La confiance de mise

Alors que les sondés sont 13% à escompter une amélioration de la marche de leurs affaires, 80% à tabler sur un maintien et seulement 5% à craindre une dégradation, octobre marque une légère embellie de l’humeur des bureaux. Ils sont également plus confiants pour ce qui est de l’évolution de leur situation bénéficiaire dans les trois prochains mois. Si les attentes relatives à la demande future n’ont pas augmenté par rapport à juillet, les estimations des bureaux sur les prestations à fournir dans les trois prochains mois se révèlent plus positives. La tendance à la hausse dans les prix attendus se poursuit: 19% des bureaux misent sur une augmentation, 72% sur un maintien et 9% prévoient une baisse. 

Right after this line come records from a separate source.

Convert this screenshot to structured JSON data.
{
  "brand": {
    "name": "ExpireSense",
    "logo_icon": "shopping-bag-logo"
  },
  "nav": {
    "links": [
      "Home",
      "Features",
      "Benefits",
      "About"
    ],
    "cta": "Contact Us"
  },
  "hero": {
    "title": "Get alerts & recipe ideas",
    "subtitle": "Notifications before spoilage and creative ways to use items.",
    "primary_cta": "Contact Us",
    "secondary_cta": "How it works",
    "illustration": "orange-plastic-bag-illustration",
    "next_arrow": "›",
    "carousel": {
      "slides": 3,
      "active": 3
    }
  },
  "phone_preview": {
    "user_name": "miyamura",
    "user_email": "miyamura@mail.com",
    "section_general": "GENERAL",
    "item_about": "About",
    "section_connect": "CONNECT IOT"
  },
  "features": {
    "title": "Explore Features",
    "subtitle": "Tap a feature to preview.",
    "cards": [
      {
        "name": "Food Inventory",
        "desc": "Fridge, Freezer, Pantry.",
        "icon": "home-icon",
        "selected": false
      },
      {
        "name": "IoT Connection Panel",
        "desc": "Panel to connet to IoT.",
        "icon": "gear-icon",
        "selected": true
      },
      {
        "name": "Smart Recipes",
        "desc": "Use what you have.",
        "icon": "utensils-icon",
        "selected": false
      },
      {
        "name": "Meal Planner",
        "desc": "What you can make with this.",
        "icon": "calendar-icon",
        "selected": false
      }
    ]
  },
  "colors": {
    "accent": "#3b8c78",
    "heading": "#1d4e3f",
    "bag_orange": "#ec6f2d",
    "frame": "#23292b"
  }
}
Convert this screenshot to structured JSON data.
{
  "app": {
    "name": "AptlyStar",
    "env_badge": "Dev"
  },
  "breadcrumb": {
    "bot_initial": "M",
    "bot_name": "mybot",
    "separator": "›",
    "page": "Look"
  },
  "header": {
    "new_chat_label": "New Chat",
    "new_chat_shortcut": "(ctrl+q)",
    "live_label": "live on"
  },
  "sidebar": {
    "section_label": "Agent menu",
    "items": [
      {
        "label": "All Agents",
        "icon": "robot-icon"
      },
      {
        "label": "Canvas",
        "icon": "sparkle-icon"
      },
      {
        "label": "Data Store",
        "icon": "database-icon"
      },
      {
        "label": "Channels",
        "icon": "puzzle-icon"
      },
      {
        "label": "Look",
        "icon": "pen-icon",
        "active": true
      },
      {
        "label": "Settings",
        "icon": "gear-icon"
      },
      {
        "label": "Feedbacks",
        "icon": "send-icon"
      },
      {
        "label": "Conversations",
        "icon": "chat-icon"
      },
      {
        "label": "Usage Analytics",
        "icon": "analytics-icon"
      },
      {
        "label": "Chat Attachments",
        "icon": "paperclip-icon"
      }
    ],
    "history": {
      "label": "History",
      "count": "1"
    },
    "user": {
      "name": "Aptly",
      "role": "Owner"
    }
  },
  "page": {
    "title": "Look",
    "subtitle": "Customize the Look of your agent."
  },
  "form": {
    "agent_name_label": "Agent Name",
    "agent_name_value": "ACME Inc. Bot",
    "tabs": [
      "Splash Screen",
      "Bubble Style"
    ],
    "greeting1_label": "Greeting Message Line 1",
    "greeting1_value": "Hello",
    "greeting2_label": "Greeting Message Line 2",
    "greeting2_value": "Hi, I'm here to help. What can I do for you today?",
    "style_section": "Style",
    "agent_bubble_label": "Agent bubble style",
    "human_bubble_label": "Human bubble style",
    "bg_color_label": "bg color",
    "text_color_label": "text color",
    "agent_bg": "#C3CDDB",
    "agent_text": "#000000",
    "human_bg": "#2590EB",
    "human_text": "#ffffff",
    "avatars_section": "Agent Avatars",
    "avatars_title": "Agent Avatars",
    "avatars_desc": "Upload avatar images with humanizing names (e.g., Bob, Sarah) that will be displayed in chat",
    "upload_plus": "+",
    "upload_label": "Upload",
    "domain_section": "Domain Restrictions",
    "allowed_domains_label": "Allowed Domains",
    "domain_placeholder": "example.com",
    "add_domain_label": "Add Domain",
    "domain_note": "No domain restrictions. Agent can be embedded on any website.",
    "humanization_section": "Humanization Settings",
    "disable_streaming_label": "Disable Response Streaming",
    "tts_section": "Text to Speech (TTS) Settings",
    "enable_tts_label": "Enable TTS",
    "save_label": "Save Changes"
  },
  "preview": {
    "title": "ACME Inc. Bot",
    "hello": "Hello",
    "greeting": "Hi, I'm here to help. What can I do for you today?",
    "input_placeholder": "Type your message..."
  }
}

Les bureaux d’architecture mi-figue mi-raisin

En octobre, les architectes ont jugé la marche de leurs affaires moins favorable qu’en juillet. Ils ont ainsi indiqué avoir connu un ralentissement de leurs carnets de commande et un affaiblissement de leur situation bénéficiaire au cours des trois derniers mois. Malgré leurs réserves quant à la situation actuelle, leurs attentes pour les mois à venir se présentent à la hausse. Par rapport à juillet, ils se disent en effet plus optimistes pour ce qui est de l’évolution de la marche des affaires, de la fourniture de prestations, du nombre de salariés, des prix et de la situation bénéficiaire au cours des prochains mois. Là où le bât blesse nettement en revanche, c’est au niveau de l’évolution des effectifs au cours du dernier trimestre. Le nombre d’employés a baissé dans l’ensemble — ce alors même que depuis un certain temps déjà, les ressources humaines étaient jugées nettement insuffisantes. 

Les bureaux d’ingénieur·es stables

Les résultats d’octobre confirment ceux de juillet pour ce qui est de la situation économique actuelle des ingénieurs et de l’évolution de la fourniture des prestations au cours des trois derniers mois. Par rapport à cet été, les ingénieur·es ont revu à la hausse leurs estimations relatives à l’évolution récente de la demande et de leurs carnets de commande — et ils envisagent les mois à venir avec un peu plus d’optimisme. S’ils se montrent nettement plus positifs pour ce qui est du développement attendu de leurs effectifs, non moins de 63% des bureaux (contre 61% au 3e trimestre) indiquent que la pénurie de main-d’œuvre est actuellement l’un des freins à leur activité. En octobre, les ingénieur·es se montrent plus réservé·es concernant la demande et la situation bénéficiaire des trois prochains mois. Octobre marque également une nouvelle hausse des prix attendus.  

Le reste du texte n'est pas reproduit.